Tucídides, Estados Unidos, China y el futuro

Jueves, 21 de Enero de 2021
Fue el primer politólogo de la escuela científica. Historiador irremplazable de la Guerra del Peloponeso

El ateniense Tucídides, fue el primer politólogo de la escuela científica. Historiador irremplazable de la Guerra del Peloponeso, ocurrida en el siglo V a.c., fue el pionero en rebajar a la voluntad humana y no a la de los dioses, todo el acontecer del mundo entonces conocido; lo enriquece con evidencias, ensayos de prueba y error, testimonios y descripciones del ambiente y del terreno, como si fuese un PhD de nuestro siglo. Pero lo que hace más notable al historiador griego, es lo que posteriormente se llamó la “Trampa de Tucídides”, según la cual siempre que a una potencia consolidada le surge la competencia de una potencia emergente, concurrente en intereses nacionales, el proceso termina indefectiblemente en guerra. Así sucedió con Atenas y Esparta: “Fue el ascenso de Atenas y el temor que eso inculcó en Esparta, lo que hizo que la guerra entre ellas fuera inevitable”, escribió. 

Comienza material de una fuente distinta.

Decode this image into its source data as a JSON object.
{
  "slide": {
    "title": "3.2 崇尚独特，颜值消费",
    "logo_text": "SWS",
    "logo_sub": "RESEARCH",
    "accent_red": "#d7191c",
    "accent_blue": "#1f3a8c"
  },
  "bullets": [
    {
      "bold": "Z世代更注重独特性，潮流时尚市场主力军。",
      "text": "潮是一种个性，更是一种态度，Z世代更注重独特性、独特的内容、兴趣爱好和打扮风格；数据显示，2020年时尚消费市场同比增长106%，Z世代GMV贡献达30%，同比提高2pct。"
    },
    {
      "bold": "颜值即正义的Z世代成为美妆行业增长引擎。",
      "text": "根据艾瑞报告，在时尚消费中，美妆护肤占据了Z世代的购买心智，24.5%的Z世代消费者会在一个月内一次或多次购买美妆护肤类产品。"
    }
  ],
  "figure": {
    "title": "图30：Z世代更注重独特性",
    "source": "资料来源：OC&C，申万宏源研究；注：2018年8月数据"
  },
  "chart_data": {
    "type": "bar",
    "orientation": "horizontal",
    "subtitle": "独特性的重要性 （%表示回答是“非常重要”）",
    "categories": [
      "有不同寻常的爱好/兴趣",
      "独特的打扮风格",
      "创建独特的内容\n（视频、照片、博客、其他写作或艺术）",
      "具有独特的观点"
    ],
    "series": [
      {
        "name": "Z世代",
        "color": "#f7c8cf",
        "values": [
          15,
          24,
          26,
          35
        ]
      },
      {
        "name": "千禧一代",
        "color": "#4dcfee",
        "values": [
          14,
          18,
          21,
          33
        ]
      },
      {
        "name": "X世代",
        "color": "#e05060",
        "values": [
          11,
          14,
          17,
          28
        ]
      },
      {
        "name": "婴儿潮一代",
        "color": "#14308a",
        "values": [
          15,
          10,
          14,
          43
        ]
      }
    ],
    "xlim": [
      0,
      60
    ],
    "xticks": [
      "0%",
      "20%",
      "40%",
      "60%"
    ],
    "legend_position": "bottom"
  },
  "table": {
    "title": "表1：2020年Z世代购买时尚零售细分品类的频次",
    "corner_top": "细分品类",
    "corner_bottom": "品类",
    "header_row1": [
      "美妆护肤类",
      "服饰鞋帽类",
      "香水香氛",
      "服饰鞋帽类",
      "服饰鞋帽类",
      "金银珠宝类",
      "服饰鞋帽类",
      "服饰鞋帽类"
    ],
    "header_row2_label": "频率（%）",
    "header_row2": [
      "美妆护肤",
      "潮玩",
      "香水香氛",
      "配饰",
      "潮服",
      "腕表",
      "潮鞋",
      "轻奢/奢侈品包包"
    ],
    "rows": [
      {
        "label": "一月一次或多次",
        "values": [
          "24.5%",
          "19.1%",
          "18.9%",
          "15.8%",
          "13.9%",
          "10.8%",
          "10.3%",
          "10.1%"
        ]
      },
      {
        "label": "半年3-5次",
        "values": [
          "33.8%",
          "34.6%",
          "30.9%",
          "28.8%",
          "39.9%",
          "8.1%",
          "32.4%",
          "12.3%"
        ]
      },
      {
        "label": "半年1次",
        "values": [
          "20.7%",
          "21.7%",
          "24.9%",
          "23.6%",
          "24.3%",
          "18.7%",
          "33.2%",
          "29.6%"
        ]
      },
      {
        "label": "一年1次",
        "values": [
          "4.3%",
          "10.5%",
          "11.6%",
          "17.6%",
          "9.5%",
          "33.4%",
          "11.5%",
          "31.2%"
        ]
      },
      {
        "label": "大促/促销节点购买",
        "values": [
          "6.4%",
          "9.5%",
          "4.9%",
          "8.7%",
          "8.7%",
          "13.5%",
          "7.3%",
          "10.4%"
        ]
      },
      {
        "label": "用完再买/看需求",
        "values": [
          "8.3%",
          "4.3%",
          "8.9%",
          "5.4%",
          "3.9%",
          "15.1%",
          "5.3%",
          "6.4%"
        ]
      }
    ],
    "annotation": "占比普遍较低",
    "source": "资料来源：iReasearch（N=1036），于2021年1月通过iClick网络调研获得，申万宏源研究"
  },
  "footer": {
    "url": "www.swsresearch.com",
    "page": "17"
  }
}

Los expertos, de Harvard principalmente, solo han encontrado cuatro casos en los que la Trampa no se cumple: 1- En la competencia entre Portugal y España, potencias hipercatólicas en el siglo XV, por la ruptura de fronteras hacia América y Asia que sus marinas y ejércitos protagonizaron, estuvieron a un paso de la guerra. Una superpotencia del momento, el Papa Alejandro VI Borgia, la evitó dividiendo el nuevo mapa con la Bula Inter Caetera y el tratado de Tordesillas, por los cuales los brasileños hablan hoy algo muy parecido al portugués. 2- Reino Unido y EEUU al inicio del siglo XX, no se tranzaron en guerra porque los ingleses, después de pensarlo, decidieron que no era nada malo que su excolonia creciera en su lengua compartida, con los métodos británicos, y se acomodaron a los EEUU que emergían. 3- EEUU-URSS: la “Guerra Fría” entre el 1940 y el 1980, es ejemplo de que las reglas tienen excepciones que las confirman. No hubo guerra nuclear y sí un cambio en Rusia que hundió el comunismo.

La competencia entre las dos superpotencias nos tuvo en vilo por cuatro décadas, pero toda una trama para liberar presión cada vez que la cosa se complicaba, tipo Le Carré, fue un éxito. 4- Reino Unido y Francia, contra Alemania desde finales de los años ochenta. A raíz de la caída del Muro de Berlín, Ms. Thatcher, PM británica dio un discurso en el Parlamento diciendo que ojalá la desaparición de este símbolo de opresión no fuera el inicio de una nueva lucha de Alemania por el poder global. La paz en este reascenso alemán que preocupa a franceses e ingleses y que influyó en el Brexit, la mantuvo la rápida integración europea, sumada a la decisión de los políticos alemanes de dedicarse a la economía y no a la filosofía incendiaria. Ambas causas prevalecen hoy. 

Sin embargo, otros 12 conflictos corroboran la Trampa de Tucídides, todos graves, y terminan con la Segunda Guerra Mundial. Ahora que empieza a verse la era poscovid, la competencia entre China y los EEUU será el asunto dominante de la geopolítica global, y lo hubiera sido en 2020 de no ser por la pandemia. Una competencia que tendrá como elemento crucial la energía: desmontar la oferta fósil tomará muchas décadas y en ese desmonte competirán norteamericanos y chinos, los primeros con amplia oferta y los segundos ávidos de petróleo y gas. Rusia en la mitad, con Arabia Saudita, observando cómo sacarle tajada al panorama. 

El premio Pulitzer Daniel Yergin, trae en su último libro ‘El Nuevo Mapa: Energía, Clima y el Choque de las Naciones”, un buen colofón: la competencia de China y EEUU por la supremacía, estará cruzada por la energía, la deuda y el clima. En energía, EEUU lleva la delantera; en deuda, la lleva China y en clima están igualmente envainados. Ojalá la humanidad invente otra vez una salida para la Trampa; si no, estaríamos frente a la última guerra, porque las armas de alta tecnología rumban en los dos arsenales.